What kind of effect does this have on you? The feeling of not doing as well as I had hoped or the feeling of wanting to run to the vending machine? LOL They both make me beat myself up. Know why? I know that I didn't give it 100%. Reason being??? Laziness? Craziness? Being totally busy with the kids, dogs and other schedules we've got going on??? Maybe a little of everything?
Is there something constructive you can do to reward yourself for small steps? I am open to suggestions!!
And how are you doing this week? ?? I will have to go weigh in later, but I was down a pound as of last Friday ... that is 8 all together since I started on March 19th. I'm pretty sure that I've at least held steady. I've not had any ice cream this week. (Have I? I don't think so!) I've not put any candy in my mouth and I even still have Easter baskets out (horrible I know. I will put them away this evening.) I had hoped to get down to one diet soda a day but yesterday had 3. I haven't had any yet today, so maybe I can achieve that goal today. I haven't done a sit up all week, even though that was another one of my goals. I will bring my exercise ball up from the basement tonight when I take the Easter Baskets down (a win, win siutation.) And, I haven't meal planned at all this week. We're flying by the seat of our pants. I did make a WW "breakfast burrito" on Tuesday for me and the Hubs and took them to DinoBoy's baseball game because we were totally pressed for time that night.
What were your challenges? I think more than anything, my challenges are the same as everyone else's...how to get so much more done in a day. I so need my sleep and am exhausted after a day at work, running to practices/games and holding SweeTart after she cries and cries for her bottle which has been thrown away. Not so much physically exhausted but mentally exhausted. I am asleep almost as soon as I hit the pillow -- although I do think that the Hubs beat me to LaLa land last night. :-)

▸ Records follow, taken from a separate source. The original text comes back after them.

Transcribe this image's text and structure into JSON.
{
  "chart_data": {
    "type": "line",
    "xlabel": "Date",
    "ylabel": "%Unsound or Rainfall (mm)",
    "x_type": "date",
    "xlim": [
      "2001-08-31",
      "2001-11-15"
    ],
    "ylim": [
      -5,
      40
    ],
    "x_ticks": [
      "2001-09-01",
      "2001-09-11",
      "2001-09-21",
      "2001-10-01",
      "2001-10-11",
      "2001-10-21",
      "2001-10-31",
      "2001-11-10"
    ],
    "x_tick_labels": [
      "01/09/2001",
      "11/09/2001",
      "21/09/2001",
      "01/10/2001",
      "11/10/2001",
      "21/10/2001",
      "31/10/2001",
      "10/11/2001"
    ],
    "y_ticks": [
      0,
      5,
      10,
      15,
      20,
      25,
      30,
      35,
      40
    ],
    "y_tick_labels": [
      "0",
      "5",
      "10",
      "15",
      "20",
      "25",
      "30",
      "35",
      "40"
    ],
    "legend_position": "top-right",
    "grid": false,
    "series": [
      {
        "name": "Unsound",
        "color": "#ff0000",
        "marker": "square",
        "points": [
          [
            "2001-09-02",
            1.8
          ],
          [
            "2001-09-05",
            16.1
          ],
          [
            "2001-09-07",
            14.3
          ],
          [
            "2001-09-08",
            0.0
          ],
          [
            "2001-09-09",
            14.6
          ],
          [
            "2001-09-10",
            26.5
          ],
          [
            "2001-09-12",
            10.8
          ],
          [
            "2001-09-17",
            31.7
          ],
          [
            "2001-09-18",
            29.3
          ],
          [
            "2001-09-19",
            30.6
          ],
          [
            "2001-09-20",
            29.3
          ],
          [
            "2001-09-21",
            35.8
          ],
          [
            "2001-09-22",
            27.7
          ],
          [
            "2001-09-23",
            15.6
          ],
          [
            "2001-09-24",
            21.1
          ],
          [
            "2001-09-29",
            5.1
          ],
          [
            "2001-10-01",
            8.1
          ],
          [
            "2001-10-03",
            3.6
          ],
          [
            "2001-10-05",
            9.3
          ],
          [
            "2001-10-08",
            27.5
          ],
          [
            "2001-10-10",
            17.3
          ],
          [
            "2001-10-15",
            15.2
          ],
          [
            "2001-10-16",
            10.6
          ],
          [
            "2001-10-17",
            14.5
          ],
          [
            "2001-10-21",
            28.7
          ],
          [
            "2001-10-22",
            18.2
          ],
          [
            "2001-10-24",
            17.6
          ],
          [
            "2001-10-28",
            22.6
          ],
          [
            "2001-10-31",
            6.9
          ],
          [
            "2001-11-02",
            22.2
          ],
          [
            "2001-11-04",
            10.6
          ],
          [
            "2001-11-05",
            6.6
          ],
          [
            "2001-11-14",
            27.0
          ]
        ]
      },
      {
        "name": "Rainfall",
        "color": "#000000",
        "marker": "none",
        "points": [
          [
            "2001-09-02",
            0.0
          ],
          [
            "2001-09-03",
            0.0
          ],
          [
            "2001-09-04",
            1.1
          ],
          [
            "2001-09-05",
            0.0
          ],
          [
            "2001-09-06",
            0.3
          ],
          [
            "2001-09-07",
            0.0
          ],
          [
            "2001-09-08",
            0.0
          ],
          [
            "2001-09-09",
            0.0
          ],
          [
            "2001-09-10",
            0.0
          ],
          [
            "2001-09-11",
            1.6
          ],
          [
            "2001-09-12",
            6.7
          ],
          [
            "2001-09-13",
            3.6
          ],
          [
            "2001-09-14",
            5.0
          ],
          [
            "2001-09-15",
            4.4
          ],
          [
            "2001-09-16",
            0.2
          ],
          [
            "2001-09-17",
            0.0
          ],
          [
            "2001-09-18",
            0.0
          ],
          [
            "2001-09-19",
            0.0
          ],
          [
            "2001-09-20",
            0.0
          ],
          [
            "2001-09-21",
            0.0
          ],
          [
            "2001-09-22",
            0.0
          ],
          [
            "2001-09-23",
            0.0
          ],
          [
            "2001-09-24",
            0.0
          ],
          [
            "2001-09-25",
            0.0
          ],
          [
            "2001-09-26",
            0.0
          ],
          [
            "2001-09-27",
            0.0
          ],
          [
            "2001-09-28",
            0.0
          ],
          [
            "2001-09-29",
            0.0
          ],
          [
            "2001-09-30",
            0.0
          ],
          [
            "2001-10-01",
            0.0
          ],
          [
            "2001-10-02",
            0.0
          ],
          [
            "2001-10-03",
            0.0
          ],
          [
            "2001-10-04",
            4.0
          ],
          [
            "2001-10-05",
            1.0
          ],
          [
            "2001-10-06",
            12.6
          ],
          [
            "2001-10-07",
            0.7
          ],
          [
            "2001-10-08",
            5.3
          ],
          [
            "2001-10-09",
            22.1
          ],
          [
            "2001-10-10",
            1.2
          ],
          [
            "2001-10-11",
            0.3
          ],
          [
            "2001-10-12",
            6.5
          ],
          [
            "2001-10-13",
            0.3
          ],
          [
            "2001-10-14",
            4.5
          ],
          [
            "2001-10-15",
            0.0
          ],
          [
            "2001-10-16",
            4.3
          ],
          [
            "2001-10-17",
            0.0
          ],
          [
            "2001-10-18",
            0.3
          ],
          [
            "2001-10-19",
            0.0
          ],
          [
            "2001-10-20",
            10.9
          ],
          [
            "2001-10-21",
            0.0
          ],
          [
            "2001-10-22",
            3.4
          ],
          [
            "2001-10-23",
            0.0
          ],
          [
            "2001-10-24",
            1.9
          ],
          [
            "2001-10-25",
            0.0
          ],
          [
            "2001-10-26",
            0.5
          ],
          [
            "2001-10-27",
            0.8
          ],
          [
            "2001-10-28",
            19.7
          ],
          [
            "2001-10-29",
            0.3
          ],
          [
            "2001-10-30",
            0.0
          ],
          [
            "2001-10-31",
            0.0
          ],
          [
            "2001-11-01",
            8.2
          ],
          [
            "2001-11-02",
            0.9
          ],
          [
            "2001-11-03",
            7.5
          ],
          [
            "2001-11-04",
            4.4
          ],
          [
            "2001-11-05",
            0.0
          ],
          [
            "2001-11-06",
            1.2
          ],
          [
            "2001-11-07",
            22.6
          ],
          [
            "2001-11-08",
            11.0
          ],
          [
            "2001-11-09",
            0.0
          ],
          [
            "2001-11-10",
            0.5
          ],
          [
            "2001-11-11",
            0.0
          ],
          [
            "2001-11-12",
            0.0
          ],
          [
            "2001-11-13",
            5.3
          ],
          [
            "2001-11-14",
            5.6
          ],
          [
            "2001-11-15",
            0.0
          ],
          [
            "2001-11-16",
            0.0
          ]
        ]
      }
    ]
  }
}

I can come up with a super meal plan -- I have to take the first steps though to follow through with it after making it - like making a grocery list for the plan and trying to pre-prepare for the plan as much as I can. Whether that takes place on the weekend, mornings before work or after the madness of our evenings, it doesn't matter. It is just something that needs to be done.
The Baba that is in the TRASH
Finally - SweeTart has the 5ths disease. And an ear infection. And she has gained a lot of poundage so says the doctor since her last visit two weeks ago. Her bottles MUST go per the doctor's demands yesterday. I knew from our previous visits that it needed to get done, I have even blogged about it. We even bought all the new sippy cups and everything but we just couldn't stand to do that to her. But last night we stood strong. I threw the stinking bottles in the dirty trash cans. Bottles are for little babies and she is a Big Girl. (in more ways than one!) Oh, the fits she threw last night. And this morning. But little by little, I think she is going to be okay with it. I think the hardest will be today when she comes home from preschool but her poor Grandmom is going to have to deal with that one. I can't be sure that bedtime tonight will go smoothly either but I'm praying that it will.